Preocupações sobre o uso de IA na geração de conteúdo de abuso infantil vêm crescendo, especialmente em relação a assistentes virtuais como Grok, da xAI, ligado a Elon Musk. Há relatos de imagens sexualizadas envolvendo mulheres e menores.
Uma investigação da Reuters apontou que o Grok continuou a produzir imagens sexualizadas mesmo quando os usuários avisaram que as pessoas não haviam consentido. A empresa já limitou edições de imagem e bloqueou usuários por localização.
Em outra frente, o secretário-geral da ONU, Antonio Guterres, informou ter proposto 40 pessoas para integrar o Painel Científico Internacional Independente sobre IA, para orientar o uso benéfico da tecnologia. O objetivo é estabelecer guardrails eficazes.
O painel reúne especialistas de 37 países com experiência em aprendizado de máquina, governança de dados, saúde pública, cibersegurança, desenvolvimento infantil e direitos humanos. A meta é alinhar inovação com bem comum.

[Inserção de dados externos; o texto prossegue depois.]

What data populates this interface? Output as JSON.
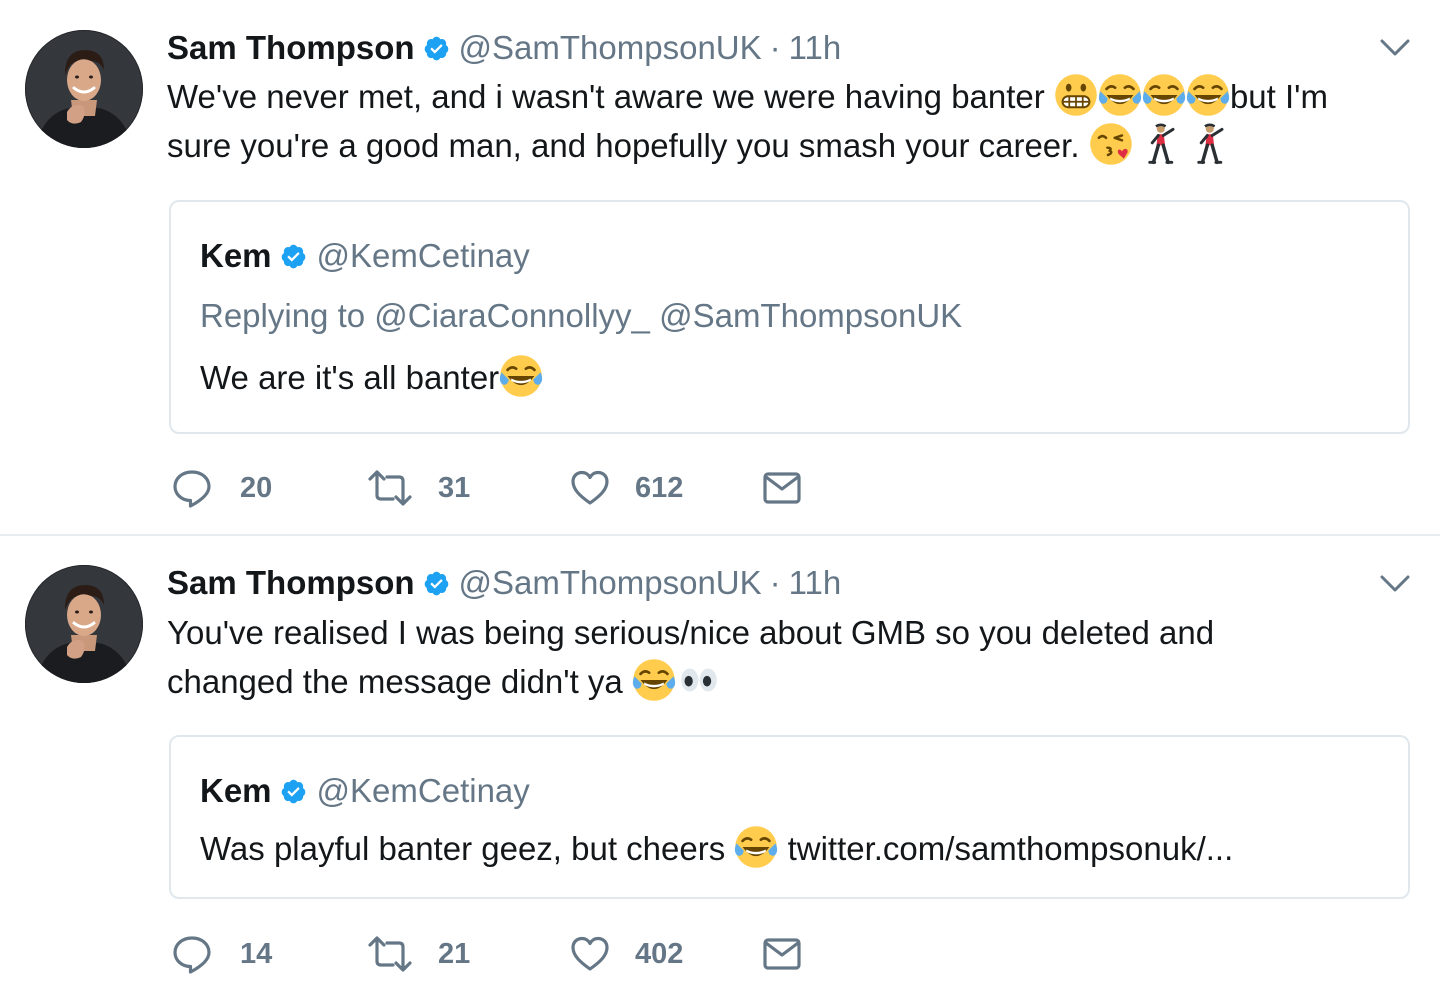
{
  "tweets": [
    {
      "author": {
        "name": "Sam Thompson",
        "handle": "@SamThompsonUK",
        "verified": true
      },
      "time": "11h",
      "separator": "·",
      "text_lines": [
        [
          "We've never met, and i wasn't aware we were having banter ",
          "grimacing-face",
          "face-with-tears-of-joy",
          "face-with-tears-of-joy",
          "face-with-tears-of-joy",
          "but I'm"
        ],
        [
          "sure you're a good man, and hopefully you smash your career. ",
          "face-blowing-a-kiss",
          "man-dancing",
          "man-dancing"
        ]
      ],
      "text": {
        "line1": "We've never met, and i wasn't aware we were having banter ",
        "line1_end": "but I'm",
        "line2": "sure you're a good man, and hopefully you smash your career. "
      },
      "quote": {
        "author_name": "Kem",
        "author_handle": "@KemCetinay",
        "verified": true,
        "replying_to_label": "Replying to",
        "replying_to": [
          "@CiaraConnollyy_",
          "@SamThompsonUK"
        ],
        "text": "We are it's all banter",
        "text_emoji": "face-with-tears-of-joy"
      },
      "actions": {
        "replies": "20",
        "retweets": "31",
        "likes": "612"
      }
    },
    {
      "author": {
        "name": "Sam Thompson",
        "handle": "@SamThompsonUK",
        "verified": true
      },
      "time": "11h",
      "separator": "·",
      "text": {
        "line1": "You've realised I was being serious/nice about GMB so you deleted and",
        "line2": "changed the message didn't ya "
      },
      "text_emojis": [
        "face-with-tears-of-joy",
        "eyes"
      ],
      "quote": {
        "author_name": "Kem",
        "author_handle": "@KemCetinay",
        "verified": true,
        "text": "Was playful banter geez, but cheers ",
        "text_emoji": "face-with-tears-of-joy",
        "link": "twitter.com/samthompsonuk/..."
      },
      "actions": {
        "replies": "14",
        "retweets": "21",
        "likes": "402"
      }
    }
  ],
  "colors": {
    "text": "#14171a",
    "secondary": "#657786",
    "verified": "#1da1f2",
    "border": "#e1e8ed",
    "emoji_yellow": "#ffcc4d",
    "tear_blue": "#5dadec"
  },
  "icons": {
    "reply": "reply-icon",
    "retweet": "retweet-icon",
    "like": "heart-icon",
    "dm": "envelope-icon",
    "more": "chevron-down-icon",
    "verified": "verified-badge-icon"
  }
}
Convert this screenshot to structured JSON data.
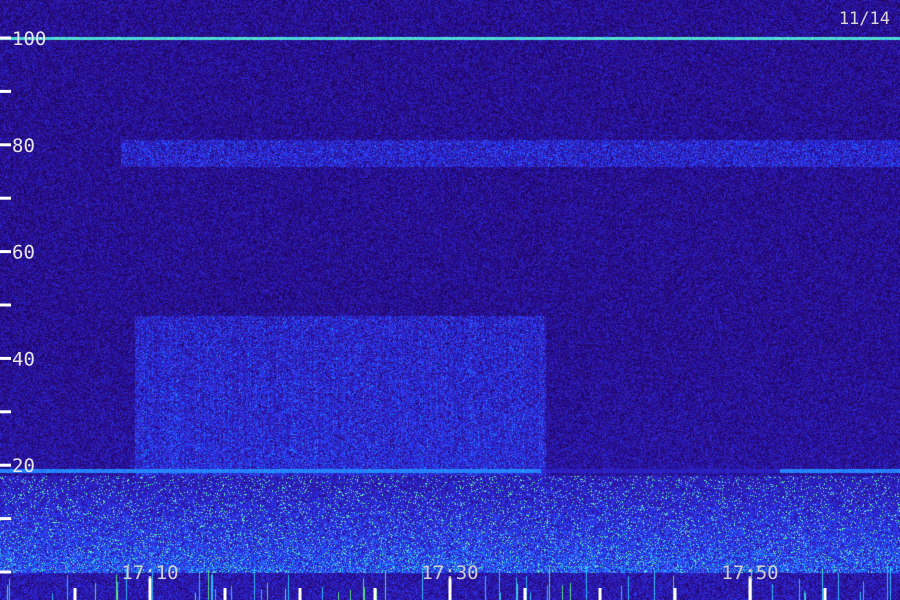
{
  "chart_data": {
    "type": "heatmap",
    "title": "",
    "date_label": "11/14",
    "ylim": [
      0,
      100
    ],
    "y_major_ticks": [
      0,
      20,
      40,
      60,
      80,
      100
    ],
    "y_tick_labels": [
      "",
      "20",
      "40",
      "60",
      "80",
      "100"
    ],
    "y_minor_ticks": [
      10,
      30,
      50,
      70,
      90
    ],
    "x_tick_labels": [
      "17:10",
      "17:30",
      "17:50"
    ],
    "xlim_minutes": [
      "17:05",
      "17:55"
    ],
    "colormap": [
      "#0a0028",
      "#2a0a8a",
      "#2f3cff",
      "#1fb6ff",
      "#7dffb0"
    ],
    "features": [
      {
        "kind": "horizontal-line",
        "value": 100,
        "color": "#34e6ff",
        "intensity": 0.95
      },
      {
        "kind": "horizontal-band",
        "from": 76,
        "to": 81,
        "color": "#3a1ecc",
        "intensity": 0.55
      },
      {
        "kind": "broadband-noise",
        "from_time": "17:09",
        "to_time": "17:35",
        "from": 18,
        "to": 48,
        "color": "#2a3cff",
        "intensity": 0.55
      },
      {
        "kind": "horizontal-line",
        "value": 19,
        "color": "#3aff9a",
        "intensity": 0.7
      },
      {
        "kind": "low-frequency-noise",
        "from": 0,
        "to": 18,
        "color": "#22c3ff",
        "intensity": 0.75
      }
    ]
  }
}
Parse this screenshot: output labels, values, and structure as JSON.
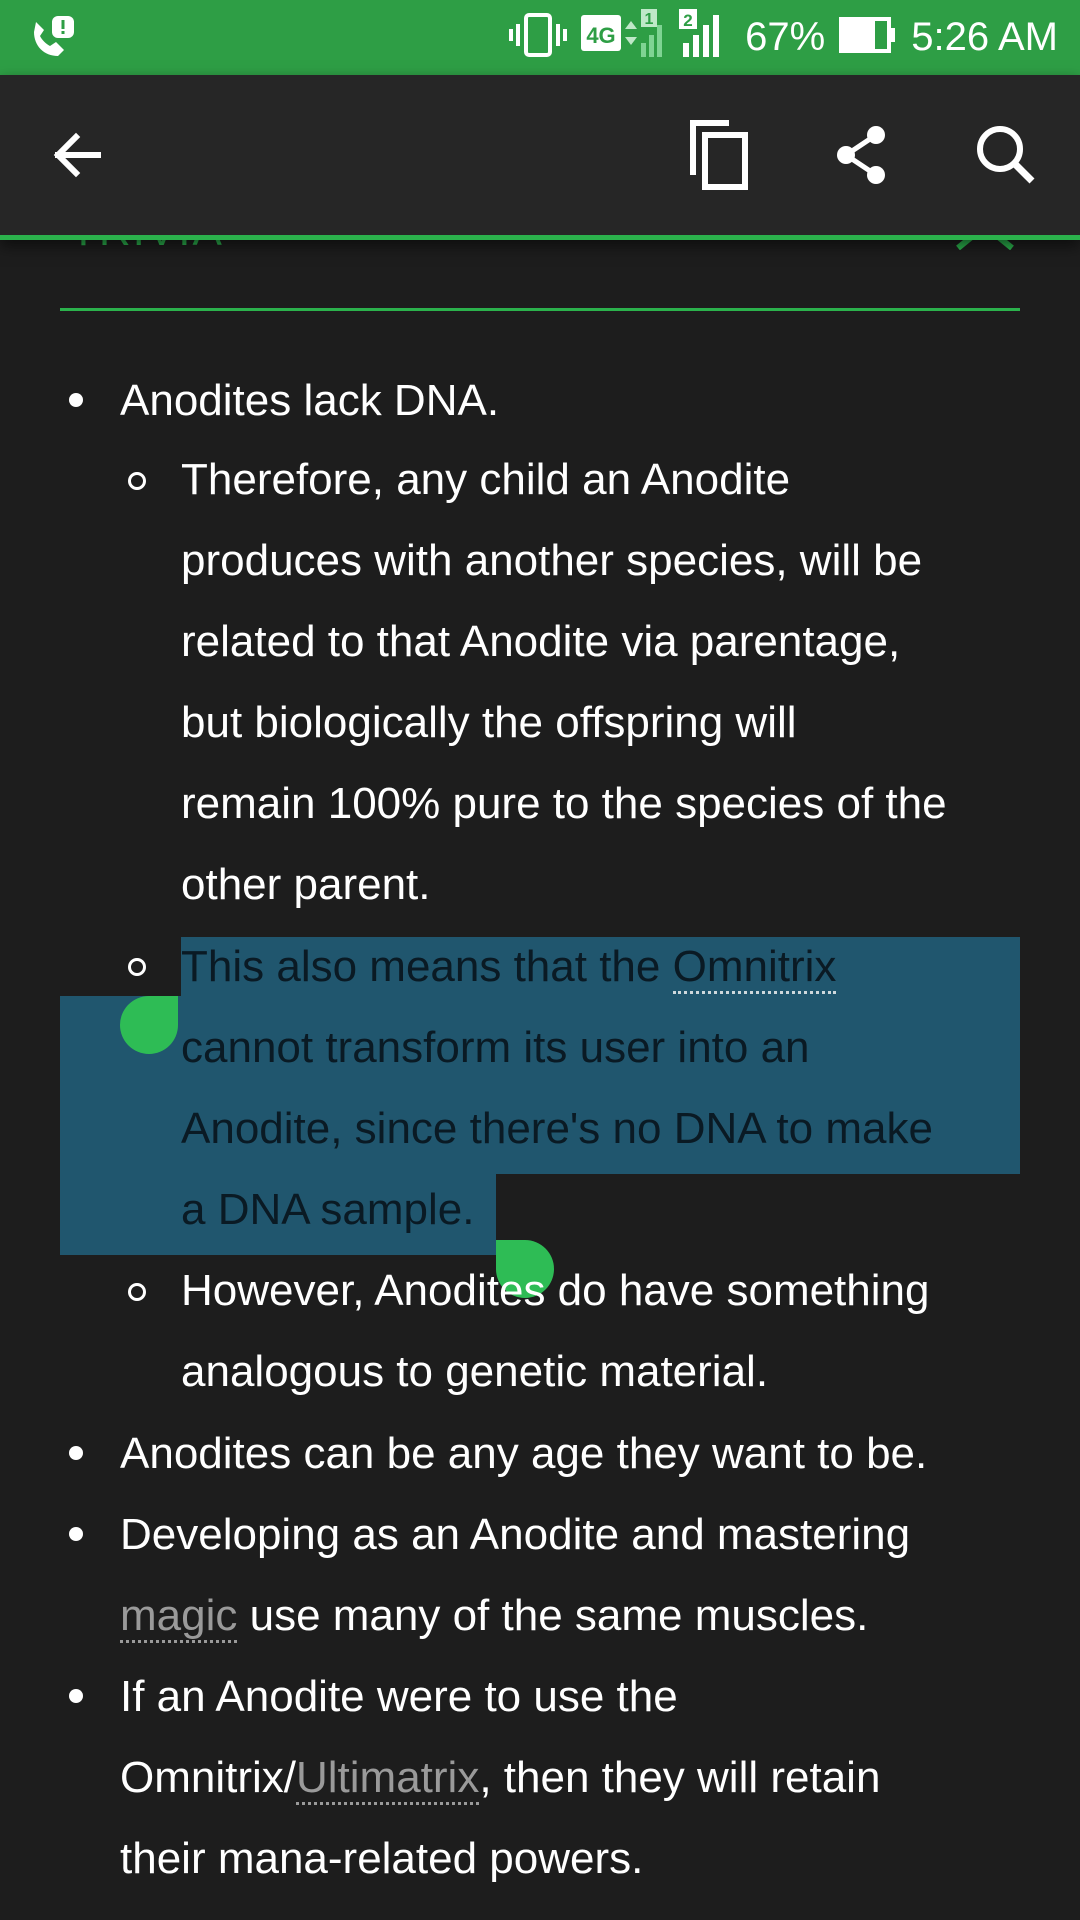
{
  "status_bar": {
    "battery_percent": "67%",
    "time": "5:26 AM",
    "network": "4G",
    "sim1": "1",
    "sim2": "2"
  },
  "toolbar": {
    "icons": [
      "back-arrow-icon",
      "copy-icon",
      "share-icon",
      "search-icon"
    ]
  },
  "section": {
    "title": "TRIVIA"
  },
  "trivia": {
    "item1": "Anodites lack DNA.",
    "sub1": [
      "Therefore, any child an Anodite",
      "produces with another species, will be",
      "related to that Anodite via parentage,",
      "but biologically the offspring will",
      "remain 100% pure to the species of the",
      "other parent."
    ],
    "sub2_pre": "This also means that the ",
    "sub2_link": "Omnitrix",
    "sub2_rest": [
      "cannot transform its user into an",
      "Anodite, since there's no DNA to make",
      "a DNA sample."
    ],
    "sub3": [
      "However, Anodites do have something",
      "analogous to genetic material."
    ],
    "item2": "Anodites can be any age they want to be.",
    "item3_line1": "Developing as an Anodite and mastering",
    "item3_link": "magic",
    "item3_rest": " use many of the same muscles.",
    "item4_line1": "If an Anodite were to use the",
    "item4_pre": "Omnitrix/",
    "item4_link": "Ultimatrix",
    "item4_rest": ", then they will retain",
    "item4_line3": "their mana-related powers."
  },
  "colors": {
    "accent": "#2bb24c",
    "status_bar": "#2e9e45",
    "toolbar": "#262626",
    "background": "#1d1d1d",
    "selection": "#20566e"
  }
}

A xAI afirmou, em 14 de janeiro, que restringiu edições de imagem para Grok em determinadas jurisdições onde a prática é ilegal e que limitou recursos a assinantes pagantes, sem detalhar os países envolvidos.
A Reuters destacou ainda que, apesar de medidas para frear abusos, surgem dúvidas sobre a efetividade de controles em tempos de rápida evolução tecnológica, exigindo respostas mais ágeis de governos e plataformas.